Destination fin du monde de Robert Silverberg

Et si la fin du monde était pour bientôt ? Et pour être plus précis, s’il vous était donné la possibilité de faire un petit saut dans le temps pour vous permettre d’y assister ?

Robert Silverberg a imaginé pour vous cette nouvelle qu’il est jubilatoire de redécouvrir à un moment où le monde va de plus en plus mal et où il est difficile de savoir si notre fin viendra de notre incapacité à prendre soin de la nature, notre propension à vouloir aller taper sur la tête de notre voisin ou encore par un virus qui va semer la mort dans nos rangs.

Alors, quand Robert Silverberg invente une machine qui permet d’aller jeter un œil discret sur ce qui nous attend tout en permettant de revenir pour aller s’en vanter auprès de nos voisin.e.s et ami.e.s, vous vous doutez bien que c’est la ruée… Et quand ces ami.e.s vous écoute avec une envie qu’ielles ont du mal à cacher, vous êtes totalement satisfait.e d’avoir réussi à être parmi les premier.e.s chanceux.ses.

Mais que ce passe-t-il quand vous vous rendez compte que non seulement d’autres de votre entourage se sont rendu.e.s dans ce voyage tout en ayant vécu des expériences radicalement différentes ?

Ce qui est frappant et choquant dans ce récit est que toute cette population, plutôt que de tenter de sauver ce qui peut l’être, continue à essayer de prendre de l’avance sur les autres, de consommer y compris l’inconsommable.

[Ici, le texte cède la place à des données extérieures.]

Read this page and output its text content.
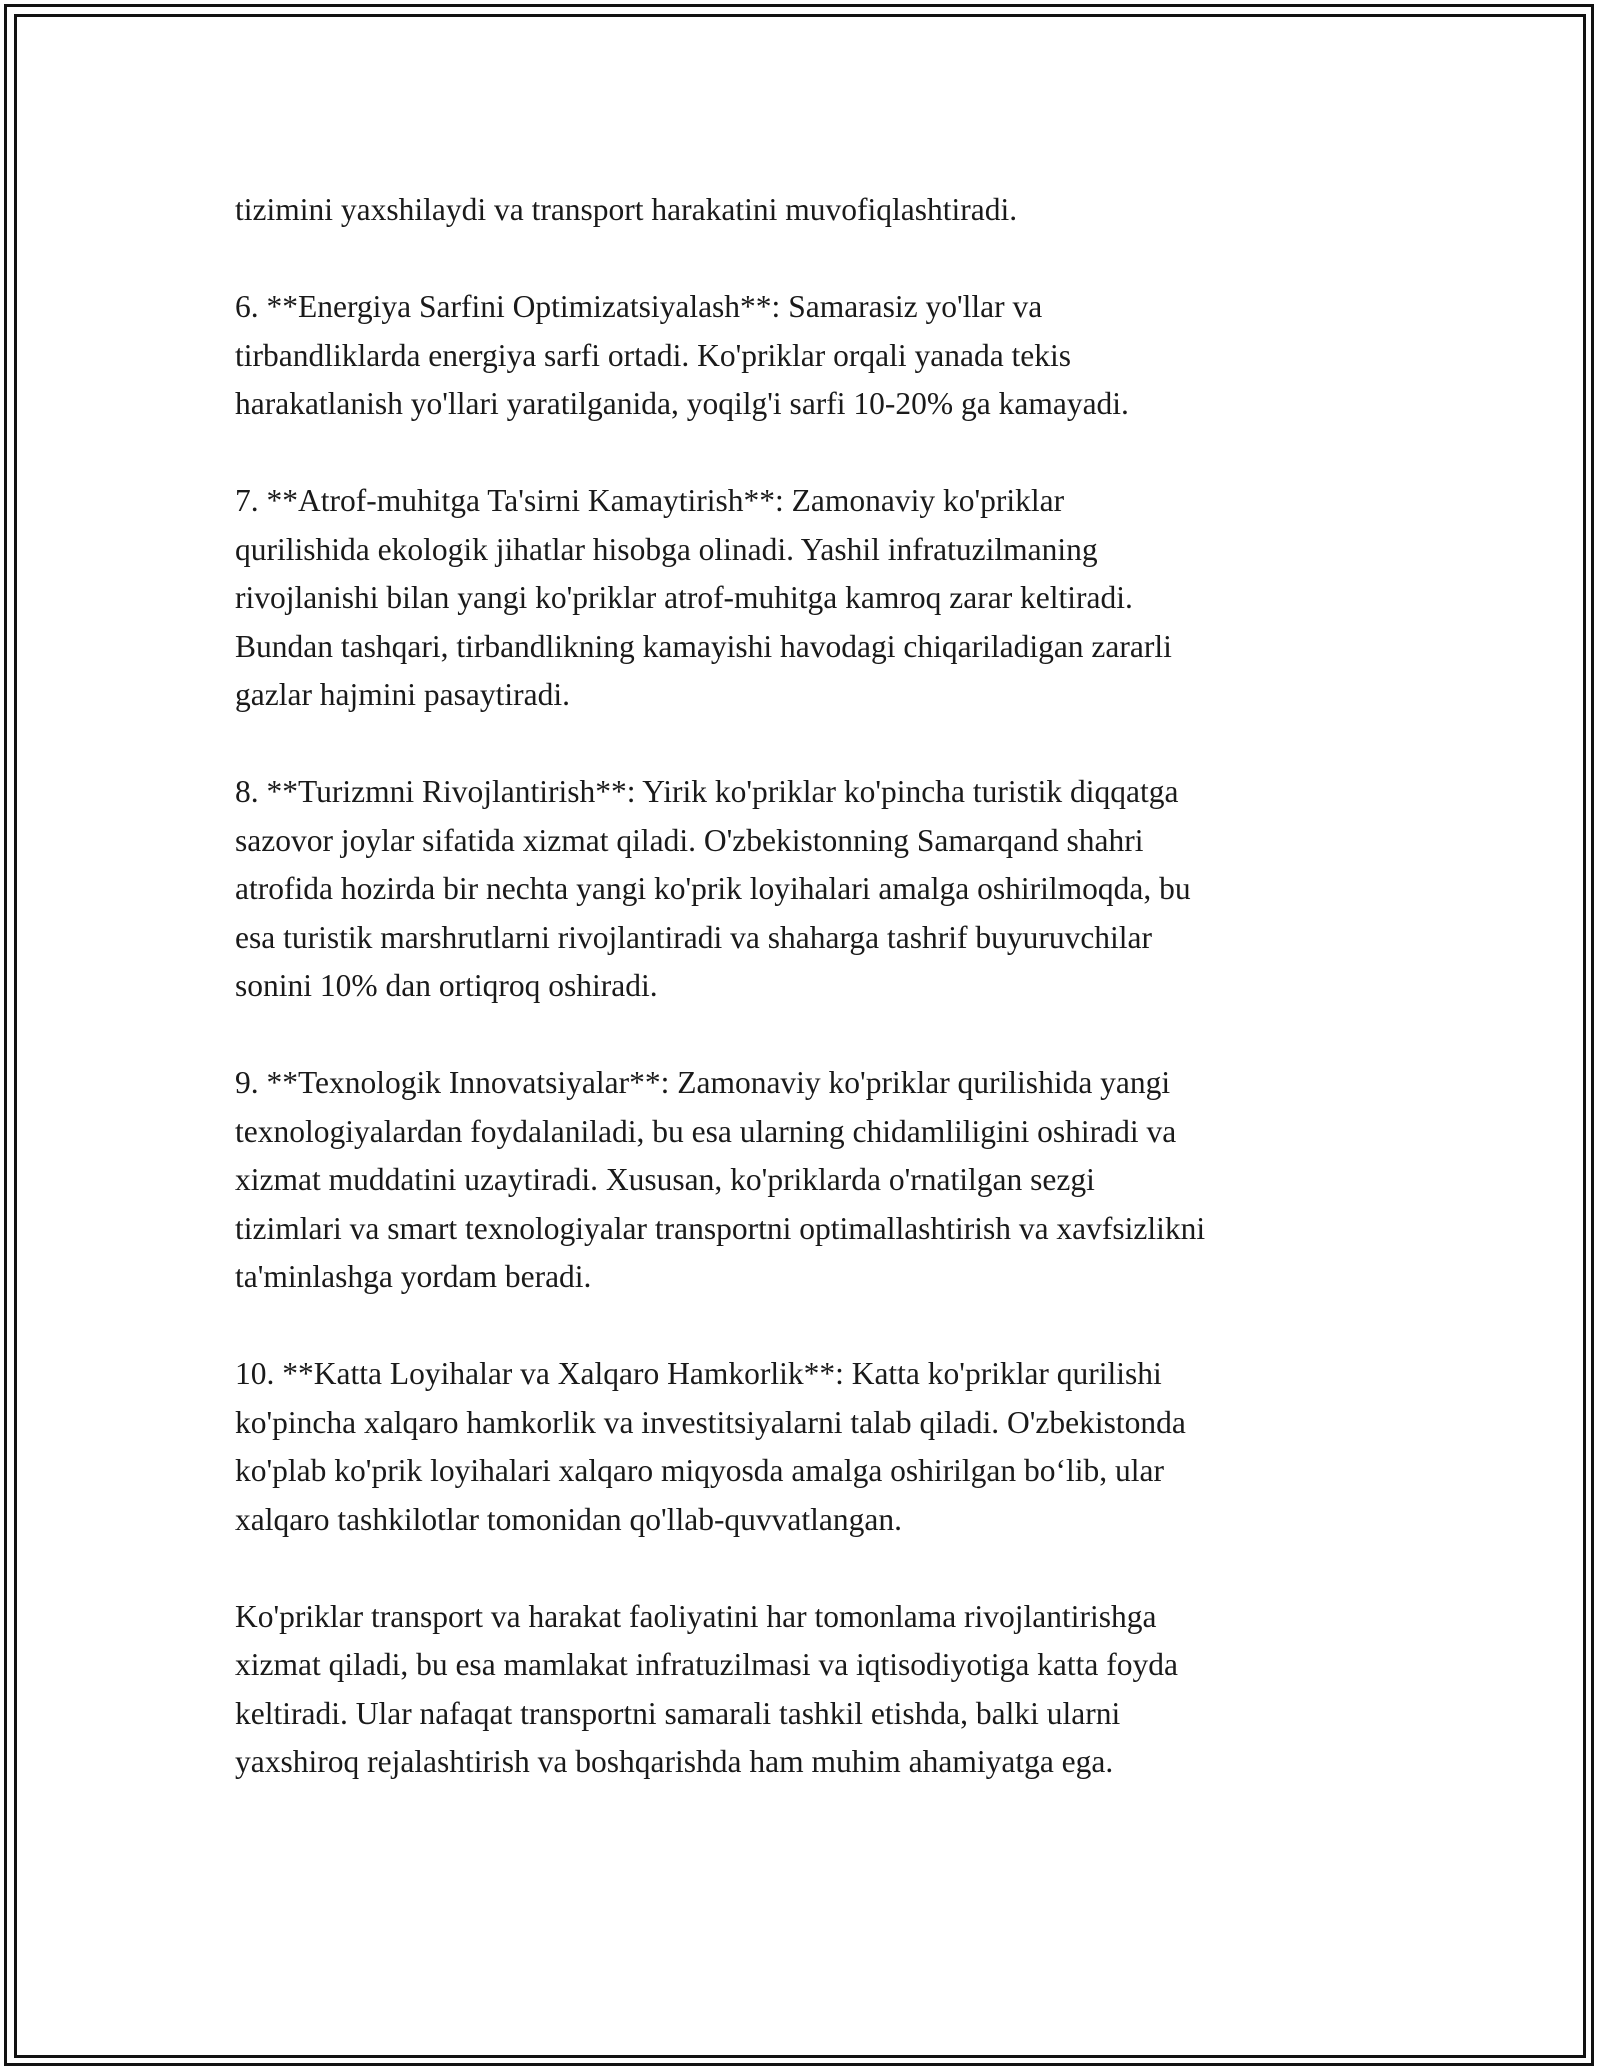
tizimini yaxshilaydi va transport harakatini muvofiqlashtiradi.

6. **Energiya Sarfini Optimizatsiyalash**: Samarasiz yo'llar va
tirbandliklarda energiya sarfi ortadi. Ko'priklar orqali yanada tekis
harakatlanish yo'llari yaratilganida, yoqilg'i sarfi 10-20% ga kamayadi.

7. **Atrof-muhitga Ta'sirni Kamaytirish**: Zamonaviy ko'priklar
qurilishida ekologik jihatlar hisobga olinadi. Yashil infratuzilmaning
rivojlanishi bilan yangi ko'priklar atrof-muhitga kamroq zarar keltiradi.
Bundan tashqari, tirbandlikning kamayishi havodagi chiqariladigan zararli
gazlar hajmini pasaytiradi.

8. **Turizmni Rivojlantirish**: Yirik ko'priklar ko'pincha turistik diqqatga
sazovor joylar sifatida xizmat qiladi. O'zbekistonning Samarqand shahri
atrofida hozirda bir nechta yangi ko'prik loyihalari amalga oshirilmoqda, bu
esa turistik marshrutlarni rivojlantiradi va shaharga tashrif buyuruvchilar
sonini 10% dan ortiqroq oshiradi.

9. **Texnologik Innovatsiyalar**: Zamonaviy ko'priklar qurilishida yangi
texnologiyalardan foydalaniladi, bu esa ularning chidamliligini oshiradi va
xizmat muddatini uzaytiradi. Xususan, ko'priklarda o'rnatilgan sezgi
tizimlari va smart texnologiyalar transportni optimallashtirish va xavfsizlikni
ta'minlashga yordam beradi.

10. **Katta Loyihalar va Xalqaro Hamkorlik**: Katta ko'priklar qurilishi
ko'pincha xalqaro hamkorlik va investitsiyalarni talab qiladi. O'zbekistonda
ko'plab ko'prik loyihalari xalqaro miqyosda amalga oshirilgan bo‘lib, ular
xalqaro tashkilotlar tomonidan qo'llab-quvvatlangan.

Ko'priklar transport va harakat faoliyatini har tomonlama rivojlantirishga
xizmat qiladi, bu esa mamlakat infratuzilmasi va iqtisodiyotiga katta foyda
keltiradi. Ular nafaqat transportni samarali tashkil etishda, balki ularni
yaxshiroq rejalashtirish va boshqarishda ham muhim ahamiyatga ega.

Encore une fois les éditions du Passager Clandestin nous permettent de découvrir un texte de la littérature de science-fiction étonnamment d’actualité malgré son ancienneté. En 18 pages (le reste étant ventilé en pré et post face), Robert Silverberg nous dresse un portrait au vitriol de notre société, complété ici par une préface de l’auteur.

A lire d’urgence !

Le Passager Clandestin (mai 2020) – 48 pages – 5€ – 9782369352426

En 1972, Robert Silverberg imagine une société où la fin du monde est le dernier divertissement à la mode.
“La fin du monde ? Un sacré spectacle, les enfants !”
Dans un avenir proche, des jeunes couples friands de divertissements en tous genres sont réunis à l’occasion d’une soirée. Au centre des discussions, une distraction inédite tout juste expérimentée par la plupart d’entre eux : les agences de voyages temporels proposent désormais une nouvelle destination. En trois heures de temps, il est possible d’aller assister, à bord d’un vaisseau, à la fin du monde. Mais, les récits des voyageur·ses ne concordent pas. Tandis que les invité·es décrivent et comparent, à l’aune de leur caractère spectaculaire, les paysages mortifères contemplés, de l’extérieur arrivent des nouvelles alarmantes (catastrophes naturelles, épidémies…) mais qu’ils semblent totalement ignorer.
À l’heure où la notion d’effondrement fait florès tant dans l’industrie culturelle que dans les grands médias, Robert Silverberg nous enjoint à nous arracher de notre position indolente de spectacteur·ices d’un effondrement qui ne relève plus de la fiction. Un cri d’alerte !
Avec une préface inédite de l’auteur.